Presented at The College Art Association 2017 annual conference.
In his 1962 book "The Shape of Time", George Kubler wrote, "it is disturbing to those who value the individuality of a thing to have that individuality diminished by classifications and generalizations." (36) This suspicion is as relevant as ever, as specialists in machine learning make ever-more boisterous claims about their ability to mine insights from artistic databases, such as a recent project that claimed to identify "the most creative paintings of all time." (Elgammal and Saleh 2015, http://arxiv.org/abs/1506.00711) Art historians have rightly challenged the implicit impartiality of these researchers' data sources and methods, and contested the intellectual coherence of their stated goals.

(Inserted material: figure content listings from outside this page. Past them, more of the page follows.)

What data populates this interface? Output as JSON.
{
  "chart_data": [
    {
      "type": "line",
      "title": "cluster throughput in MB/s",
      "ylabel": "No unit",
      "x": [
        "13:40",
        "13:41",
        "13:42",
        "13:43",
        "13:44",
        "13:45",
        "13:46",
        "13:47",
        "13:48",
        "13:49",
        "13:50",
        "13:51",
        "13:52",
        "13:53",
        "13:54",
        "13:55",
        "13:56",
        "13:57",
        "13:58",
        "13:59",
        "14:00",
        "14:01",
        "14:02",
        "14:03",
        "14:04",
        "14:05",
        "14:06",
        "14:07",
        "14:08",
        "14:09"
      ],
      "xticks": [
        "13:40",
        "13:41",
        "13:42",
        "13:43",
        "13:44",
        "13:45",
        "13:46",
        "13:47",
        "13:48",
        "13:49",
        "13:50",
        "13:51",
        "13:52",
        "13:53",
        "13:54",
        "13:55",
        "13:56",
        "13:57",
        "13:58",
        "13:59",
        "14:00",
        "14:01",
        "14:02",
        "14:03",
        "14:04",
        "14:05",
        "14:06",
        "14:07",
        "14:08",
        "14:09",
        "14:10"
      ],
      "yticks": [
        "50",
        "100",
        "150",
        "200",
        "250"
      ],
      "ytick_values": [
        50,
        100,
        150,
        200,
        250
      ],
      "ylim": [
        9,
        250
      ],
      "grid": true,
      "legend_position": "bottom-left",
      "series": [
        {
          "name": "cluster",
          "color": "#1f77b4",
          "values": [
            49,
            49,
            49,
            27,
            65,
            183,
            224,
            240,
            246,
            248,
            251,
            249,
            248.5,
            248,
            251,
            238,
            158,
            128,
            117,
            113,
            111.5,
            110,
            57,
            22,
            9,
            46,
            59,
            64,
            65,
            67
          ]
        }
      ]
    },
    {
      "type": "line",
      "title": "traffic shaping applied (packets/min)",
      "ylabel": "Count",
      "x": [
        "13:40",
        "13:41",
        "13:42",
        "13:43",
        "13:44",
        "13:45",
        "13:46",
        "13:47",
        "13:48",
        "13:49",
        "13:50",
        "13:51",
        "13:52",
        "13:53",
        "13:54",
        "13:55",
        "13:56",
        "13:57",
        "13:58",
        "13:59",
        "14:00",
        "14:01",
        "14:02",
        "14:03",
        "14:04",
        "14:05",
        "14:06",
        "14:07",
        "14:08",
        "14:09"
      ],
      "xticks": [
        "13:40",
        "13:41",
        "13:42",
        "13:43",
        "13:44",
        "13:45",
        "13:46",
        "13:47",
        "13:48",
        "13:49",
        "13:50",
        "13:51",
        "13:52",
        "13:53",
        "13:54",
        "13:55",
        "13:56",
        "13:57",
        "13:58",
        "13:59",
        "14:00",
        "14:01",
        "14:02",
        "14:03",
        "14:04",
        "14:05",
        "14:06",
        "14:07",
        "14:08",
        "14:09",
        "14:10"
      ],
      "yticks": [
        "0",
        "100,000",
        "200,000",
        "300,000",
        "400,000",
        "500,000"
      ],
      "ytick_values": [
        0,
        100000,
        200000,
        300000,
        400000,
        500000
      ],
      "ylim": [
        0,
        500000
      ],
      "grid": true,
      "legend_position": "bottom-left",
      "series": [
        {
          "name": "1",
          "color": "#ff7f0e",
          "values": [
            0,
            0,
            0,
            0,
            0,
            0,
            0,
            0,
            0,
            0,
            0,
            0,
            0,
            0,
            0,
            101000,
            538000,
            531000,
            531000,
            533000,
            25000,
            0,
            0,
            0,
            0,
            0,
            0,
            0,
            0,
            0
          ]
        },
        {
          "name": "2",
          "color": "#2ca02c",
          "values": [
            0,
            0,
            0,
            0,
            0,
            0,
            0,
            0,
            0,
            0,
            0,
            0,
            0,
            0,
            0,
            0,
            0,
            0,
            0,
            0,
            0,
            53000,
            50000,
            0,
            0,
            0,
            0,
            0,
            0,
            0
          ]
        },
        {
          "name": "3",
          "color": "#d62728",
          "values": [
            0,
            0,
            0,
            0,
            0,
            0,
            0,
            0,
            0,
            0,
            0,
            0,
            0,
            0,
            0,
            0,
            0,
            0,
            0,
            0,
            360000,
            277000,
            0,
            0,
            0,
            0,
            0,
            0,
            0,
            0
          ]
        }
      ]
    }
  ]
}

However, what might a digital art history look like that deploys machine learning precisely in order to see where the machine breaks? This paper will explore the conditions in which computational models fail to predict or classify, demonstrating how these instances can provoke new questions or analytical approaches. I will discuss a case study in which supervised machine classification was used to analyze a database of seventeenth-century Haarlem still life paintings. The computer's comparative ability, or inability, to discern the shape of different artists' oeuvres based on limited information about composition or subject matter suggested how these painters, as well as those who imitated them, defined their artistic personae. Where the machine breaks, and where it succeeds, also help to surface how decisions as fundamental as one's chosen framework for visual description can fundamentally alter the synthetic historical narratives that one ultimately composes.